- Location of Monmouth, Iowa
- Coordinates: 42°04′30″N 90°52′40″W﻿ / ﻿42.07500°N 90.87778°W
- Country: United States
- State: Iowa
- County: Jackson
- Incorporated: July 12, 1894

Area
- • Total: 0.57 sq mi (1.47 km^{2})
- • Land: 0.57 sq mi (1.47 km^{2})
- • Water: 0 sq mi (0.00 km^{2})
- Elevation: 745 ft (227 m)

Population (2020)
- • Total: 129
- • Density: 226.8/sq mi (87.57/km^{2})
- Time zone: UTC-6 (Central (CST))
- • Summer (DST): UTC-5 (CDT)
- ZIP code: 52309
- Area code: 563
- FIPS code: 19-53265
- GNIS feature ID: 2395372

= Monmouth, Iowa =

Monmouth is a city in Jackson County, Iowa, United States. The population was 129 at the time of the 2020 census.

==History==
Monmouth was laid out in 1856. It took its name from Monmouth Township.

==Geography==

According to the United States Census Bureau, the city has a total area of 0.56 sqmi, all land.

==Demographics==

===2020 census===
As of the census of 2020, there were 129 people, 61 households, and 41 families residing in the city. The population density was 226.8 inhabitants per square mile (87.6/km^{2}). There were 63 housing units at an average density of 110.8 per square mile (42.8/km^{2}). The racial makeup of the city was 95.3% White, 0.0% Black or African American, 0.0% Native American, 0.0% Asian, 0.0% Pacific Islander, 0.8% from other races and 3.9% from two or more races. Hispanic or Latino persons of any race comprised 1.6% of the population.

Of the 61 households, 26.2% of which had children under the age of 18 living with them, 50.8% were married couples living together, 9.8% were cohabitating couples, 18.0% had a female householder with no spouse or partner present and 21.3% had a male householder with no spouse or partner present. 32.8% of all households were non-families. 26.2% of all households were made up of individuals, 11.5% had someone living alone who was 65 years old or older.

The median age in the city was 53.1 years. 19.4% of the residents were under the age of 20; 3.1% were between the ages of 20 and 24; 20.2% were from 25 and 44; 35.7% were from 45 and 64; and 21.7% were 65 years of age or older. The gender makeup of the city was 46.5% male and 53.5% female.

===2010 census===
As of the census of 2010, there were 153 people, 63 households, and 41 families living in the city. The population density was 273.2 PD/sqmi. There were 69 housing units at an average density of 123.2 /sqmi. The racial makeup of the city was 98.0% White, 0.7% African American, 0.7% Asian, and 0.7% from two or more races. Hispanic or Latino of any race were 2.0% of the population.

There were 63 households, of which 22.2% had children under the age of 18 living with them, 55.6% were married couples living together, 6.3% had a female householder with no husband present, 3.2% had a male householder with no wife present, and 34.9% were non-families. 27.0% of all households were made up of individuals, and 8% had someone living alone who was 65 years of age or older.

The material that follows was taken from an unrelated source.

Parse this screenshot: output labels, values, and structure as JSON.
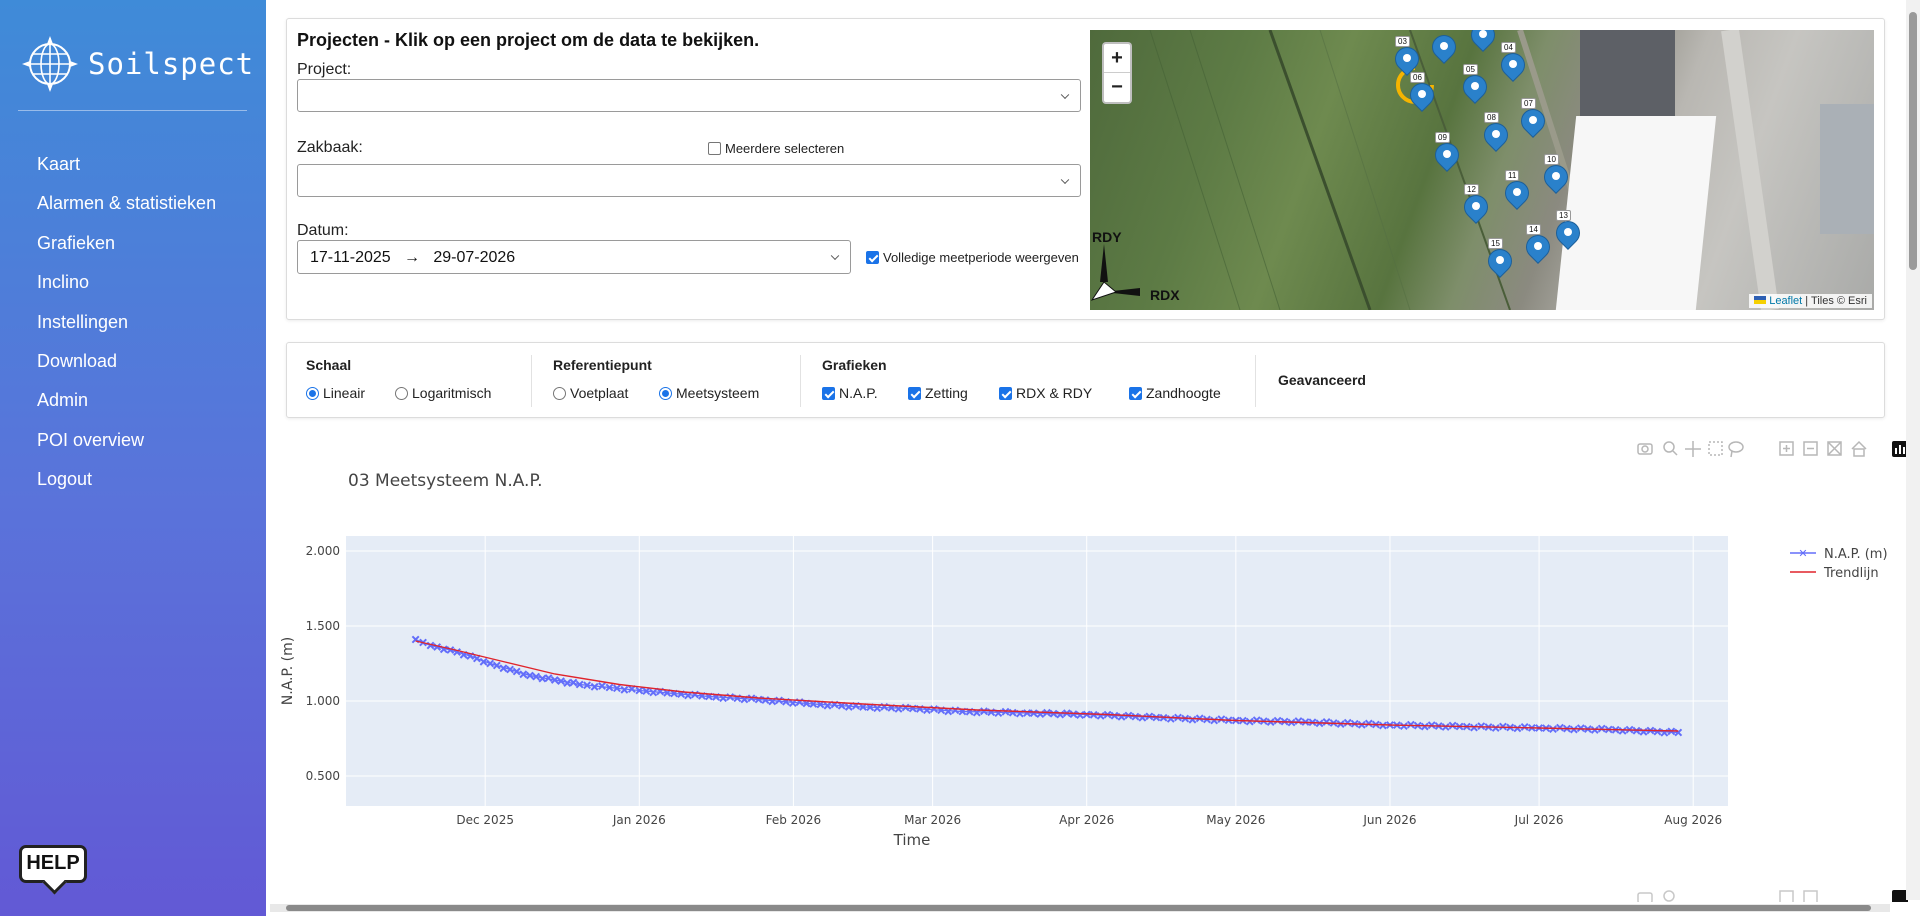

The average household size was 2.43 and the average family size was 2.95.

The median age in the city was 45.2 years. 17% of residents were under the age of 18; 9.1% were between the ages of 18 and 24; 23.5% were from 25 to 44; 34.6% were from 45 to 64; and 15.7% were 65 years of age or older. The gender makeup of the city was 45.1% male and 54.9% female.

===2000 census===
As of the census of 2000, there were 180 people, 72 households, and 46 families living in the city. The population density was 320.5 PD/sqmi. There were 77 housing units at an average density of 137.1 /sqmi. The racial makeup of the city was 98.33% White, and 1.67% from two or more races.

There were 72 households, out of which 36.1% had children under the age of 18 living with them, 45.8% were married couples living together, 12.5% had a female householder with no husband present, and 36.1% were non-families. 27.8% of all households were made up of individuals, and 11.1% had someone living alone who was 65 years of age or older. The average household size was 2.50 and the average family size was 3.07.

In the city, the population was spread out, with 27.8% under the age of 18, 6.7% from 18 to 24, 34.4% from 25 to 44, 16.7% from 45 to 64, and 14.4% who were 65 years of age or older. The median age was 36 years. For every 100 females, there were 95.7 males. For every 100 females age 18 and over, there were 97.0 males.

The median income for a household in the city was $25,714, and the median income for a family was $26,875. Males had a median income of $21,429 versus $14,875 for females. The per capita income for the city was $10,671. None of the families and 7.5% of the population were living below the poverty line, including no under eighteens and 12.5% of those over 64.

==Education==
Monmouth is within the Midland Community School District.